[Max Taxable]

Originally Posted by Zachery

I had a really long written response for this thread, but I'd really just like to comment on a few things.

Less trouble than trying to answer my earlier questions I guess. I'll re-post them:

Tell me how they're going to defeat all the checks.

1.) The timers: Botnets rely on speed and high volume. Programming even a short delay means potentially a million fewer stabs a week. Delay can't really be programmed, because you have to make it long enough to defeat minimum time, short enough to pass the check for maximum time. No way to know the settings site to site.

2.) False fields - botnets are programmed to put SOMETHING here. And they do. And always will.

3.) Dots, dashes and other punctuation in email usernames - this mod has settings too. How many dots are allowed? Commas? Semicolons, underscores? There is no way to know these settings.

4.) The targeted lists - these are not honeypots. These are lists of guaranteed known bad user agent strings and hostnames. Not IP addresses.

So please. How are these genius spam purveyors going to defeat all of these checks? Specifically.

esp if they're stagnant (not evolving, not pushing forward).

You just defined recaptcha. The "new" part of it is, a checkbox. Big whoopie. The native vB checkbox was defeated long ago as are all the ones used by yahoo, hotmail, and others. This is about five years behind.

The key to stopping spam is many booby traps. Not just one "magic bullet" that doesn't exist anyway.

[kh99]

I think you guys actually agree that multiple methods is the right idea, that way all sites aren't using exactly the same setup.

The "new" part of it is, a checkbox. Big whoopie. The native vB checkbox was defeated long ago as are all the ones used by yahoo, hotmail, and others. This is about five years behind.

It's actually not just a checkbox. In fact I believe the checkbox isn't something to help defeat bots, but something to make it less annoying for users. The claim is that it will somehow recognize real people so that most of the time they will only have to check the box. But in any case it will be interesting to see if the new recaptcha actually works. If a user doesn't have js then it still falls back to just showing an image, so I don't know how that's different than the old one, because obviously bots aren't going to run the js part to help it work better. (There may be differences that I don't understand - I'm not an expert on how it all works).

[Max Taxable]

Originally Posted by kh99

I think you guys actually agree that multiple methods is the right idea, that way all sites aren't using exactly the same setup.

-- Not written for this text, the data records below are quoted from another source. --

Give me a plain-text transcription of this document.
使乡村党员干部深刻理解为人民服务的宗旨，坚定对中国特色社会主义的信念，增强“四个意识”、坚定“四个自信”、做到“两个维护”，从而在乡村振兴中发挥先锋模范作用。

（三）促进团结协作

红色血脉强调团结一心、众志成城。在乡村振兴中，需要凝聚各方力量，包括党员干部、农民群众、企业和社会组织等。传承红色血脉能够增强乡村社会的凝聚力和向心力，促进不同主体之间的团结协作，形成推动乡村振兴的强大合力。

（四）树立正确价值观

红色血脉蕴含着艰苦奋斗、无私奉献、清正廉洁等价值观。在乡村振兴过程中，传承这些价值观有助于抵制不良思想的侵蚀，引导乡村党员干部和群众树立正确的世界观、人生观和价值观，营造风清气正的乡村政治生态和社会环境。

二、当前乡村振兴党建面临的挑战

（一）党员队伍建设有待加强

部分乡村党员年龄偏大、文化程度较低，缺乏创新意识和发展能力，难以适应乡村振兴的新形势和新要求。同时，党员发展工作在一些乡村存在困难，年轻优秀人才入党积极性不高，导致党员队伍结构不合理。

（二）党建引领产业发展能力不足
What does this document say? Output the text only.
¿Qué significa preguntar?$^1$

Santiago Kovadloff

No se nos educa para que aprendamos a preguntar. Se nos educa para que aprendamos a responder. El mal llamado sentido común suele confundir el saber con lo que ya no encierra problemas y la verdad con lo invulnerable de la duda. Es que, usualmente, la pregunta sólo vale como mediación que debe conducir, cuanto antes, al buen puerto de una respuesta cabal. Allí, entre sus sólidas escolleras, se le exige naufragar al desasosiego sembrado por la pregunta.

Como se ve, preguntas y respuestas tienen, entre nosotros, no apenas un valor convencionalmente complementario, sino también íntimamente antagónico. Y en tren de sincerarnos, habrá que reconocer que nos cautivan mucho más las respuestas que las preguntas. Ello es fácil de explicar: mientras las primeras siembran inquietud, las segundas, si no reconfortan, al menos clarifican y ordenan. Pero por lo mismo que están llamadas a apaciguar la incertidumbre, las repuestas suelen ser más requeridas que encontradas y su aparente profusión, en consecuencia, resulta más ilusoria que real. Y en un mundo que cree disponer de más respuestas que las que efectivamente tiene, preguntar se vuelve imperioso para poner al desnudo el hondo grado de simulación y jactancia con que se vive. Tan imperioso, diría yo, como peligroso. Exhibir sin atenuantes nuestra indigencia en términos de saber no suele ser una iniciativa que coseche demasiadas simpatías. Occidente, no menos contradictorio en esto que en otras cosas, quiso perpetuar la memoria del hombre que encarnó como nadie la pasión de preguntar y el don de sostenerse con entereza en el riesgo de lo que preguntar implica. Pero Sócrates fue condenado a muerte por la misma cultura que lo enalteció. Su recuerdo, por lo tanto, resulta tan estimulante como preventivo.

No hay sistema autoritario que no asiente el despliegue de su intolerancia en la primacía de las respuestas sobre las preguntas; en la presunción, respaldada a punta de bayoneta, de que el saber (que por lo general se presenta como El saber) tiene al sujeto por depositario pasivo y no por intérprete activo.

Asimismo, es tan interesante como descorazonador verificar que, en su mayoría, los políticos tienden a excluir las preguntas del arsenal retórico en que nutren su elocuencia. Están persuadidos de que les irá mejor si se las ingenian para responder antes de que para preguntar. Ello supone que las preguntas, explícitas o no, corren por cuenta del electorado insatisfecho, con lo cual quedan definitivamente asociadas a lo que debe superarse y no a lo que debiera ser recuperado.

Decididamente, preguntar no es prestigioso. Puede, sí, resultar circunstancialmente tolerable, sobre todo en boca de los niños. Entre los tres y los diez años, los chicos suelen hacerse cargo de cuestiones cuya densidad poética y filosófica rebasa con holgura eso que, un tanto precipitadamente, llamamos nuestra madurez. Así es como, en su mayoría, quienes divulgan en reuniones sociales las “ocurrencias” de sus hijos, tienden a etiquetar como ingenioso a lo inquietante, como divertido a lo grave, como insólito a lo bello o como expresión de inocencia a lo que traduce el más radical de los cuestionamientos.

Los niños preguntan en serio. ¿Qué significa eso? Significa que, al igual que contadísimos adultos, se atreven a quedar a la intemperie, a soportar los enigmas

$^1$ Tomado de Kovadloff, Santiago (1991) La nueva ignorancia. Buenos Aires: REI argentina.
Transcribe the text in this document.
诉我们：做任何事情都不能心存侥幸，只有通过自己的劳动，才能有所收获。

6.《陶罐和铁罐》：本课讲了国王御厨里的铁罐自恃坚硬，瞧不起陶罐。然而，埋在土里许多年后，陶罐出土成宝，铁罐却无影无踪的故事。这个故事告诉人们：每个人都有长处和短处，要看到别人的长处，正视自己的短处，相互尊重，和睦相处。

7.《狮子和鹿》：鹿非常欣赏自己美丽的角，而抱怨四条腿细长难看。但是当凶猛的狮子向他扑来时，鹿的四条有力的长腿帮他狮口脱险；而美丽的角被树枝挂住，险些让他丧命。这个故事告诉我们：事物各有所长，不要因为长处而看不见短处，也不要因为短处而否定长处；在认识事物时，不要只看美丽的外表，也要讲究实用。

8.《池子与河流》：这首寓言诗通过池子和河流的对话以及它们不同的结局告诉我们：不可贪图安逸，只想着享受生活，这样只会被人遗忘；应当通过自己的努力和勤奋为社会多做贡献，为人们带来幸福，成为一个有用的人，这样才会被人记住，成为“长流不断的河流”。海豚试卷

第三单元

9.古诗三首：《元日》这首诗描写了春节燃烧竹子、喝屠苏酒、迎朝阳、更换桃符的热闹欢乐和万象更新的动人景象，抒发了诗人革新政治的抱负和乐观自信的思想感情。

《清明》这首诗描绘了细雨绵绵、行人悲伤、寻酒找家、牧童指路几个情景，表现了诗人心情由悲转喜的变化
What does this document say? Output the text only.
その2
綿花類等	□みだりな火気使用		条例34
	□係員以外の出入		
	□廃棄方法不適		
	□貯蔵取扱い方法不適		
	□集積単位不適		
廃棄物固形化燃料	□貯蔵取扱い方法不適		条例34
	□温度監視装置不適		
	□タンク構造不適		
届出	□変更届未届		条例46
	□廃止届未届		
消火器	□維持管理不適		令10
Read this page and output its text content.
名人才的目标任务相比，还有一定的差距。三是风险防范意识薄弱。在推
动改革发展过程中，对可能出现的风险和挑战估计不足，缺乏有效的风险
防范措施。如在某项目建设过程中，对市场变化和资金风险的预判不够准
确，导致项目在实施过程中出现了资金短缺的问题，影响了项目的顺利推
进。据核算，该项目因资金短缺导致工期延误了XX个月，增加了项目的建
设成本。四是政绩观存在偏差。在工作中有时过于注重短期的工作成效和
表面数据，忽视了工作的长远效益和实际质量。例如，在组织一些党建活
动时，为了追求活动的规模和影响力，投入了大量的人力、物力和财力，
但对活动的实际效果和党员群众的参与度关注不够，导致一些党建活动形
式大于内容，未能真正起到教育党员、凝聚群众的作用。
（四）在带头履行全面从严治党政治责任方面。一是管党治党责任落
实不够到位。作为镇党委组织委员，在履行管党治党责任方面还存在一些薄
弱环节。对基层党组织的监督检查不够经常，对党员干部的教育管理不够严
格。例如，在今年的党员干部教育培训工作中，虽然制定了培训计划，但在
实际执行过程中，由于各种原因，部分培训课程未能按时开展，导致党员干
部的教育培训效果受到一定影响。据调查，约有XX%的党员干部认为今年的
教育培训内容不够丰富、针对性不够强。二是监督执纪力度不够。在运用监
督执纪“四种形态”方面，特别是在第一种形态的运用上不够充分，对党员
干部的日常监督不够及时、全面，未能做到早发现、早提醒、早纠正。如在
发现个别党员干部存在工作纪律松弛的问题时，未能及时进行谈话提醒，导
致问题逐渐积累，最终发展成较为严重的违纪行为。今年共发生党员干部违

It's actually not just a checkbox. In fact I believe the checkbox isn't something to help defeat bots, but something to make it less annoying for users. The claim is that it will somehow recognize real people so that most of the time they will only have to check the box. But in any case it will be interesting to see if the new recaptcha actually works. If a user doesn't have js then it still falls back to just showing an image, so I don't know how that's different than the old one, because obviously bots aren't going to run the js part to help it work better. (There may be differences that I don't understand - I'm not an expert on how it all works).

We'll know if it works when we start seeing less spammer email addresses from gmail, right? Since presumably, google itself is now using this "new" captcha.

[CAG CheechDogg]

It's the exact same thing as the old recaptcha ..only difference is that you have the box to check first where it says "Im not a robot" and it has the check box ...then you still have to verify the two word phrase just like the old one ....you can also do an audio one ....

[Zachery]

Originally Posted by CAG CheechDogg

It's the exact same thing as the old recaptcha ..only difference is that you have the box to check first where it says "Im not a robot" and it has the check box ...then you still have to verify the two word phrase just like the old one ....you can also do an audio one ....

The audio bit has been there before. There is stuff going on behind the scenes when you check the checkbox. It appears to rely on a lot more javascript which is a lot harder for bots to deal with.

[CAG CheechDogg]

Originally Posted by Zachery

The audio bit has been there before. There is stuff going on behind the scenes when you check the checkbox. It appears to rely on a lot more javascript which is a lot harder for bots to deal with.

I never said the audio was not there before...I guess I should of said that it has an audio default widget to use instead of the image one ...



And I never said anything negative about recaptcha, on the contrary I swear by recaptcha as it has never let me down in the past ... I know exactly how "people" not "bots" have "cracked" recaptcha and I will continue to support and approve the use of recaptcha and recommend it's use to all my customers when I build them websites and they need some type of human verification ...heck ..its the only one I use lol ..

[Phillip]

Originally Posted by kh99

OK, I've posted a version here: http://www.vbulletin.org/forum/showthread.php?t=315960 but it's for vb4. I was part way through working on this in vb4 before I realized that the original request was for vb3. But vb3 looks to be the same except for the template, so I'll just need to work on that and I should be able to have a version later today.

Meanwhile if anyone wants to try out the vb4 version, let me know how it goes.

About to install this on my forum. Nice work with it, kh99.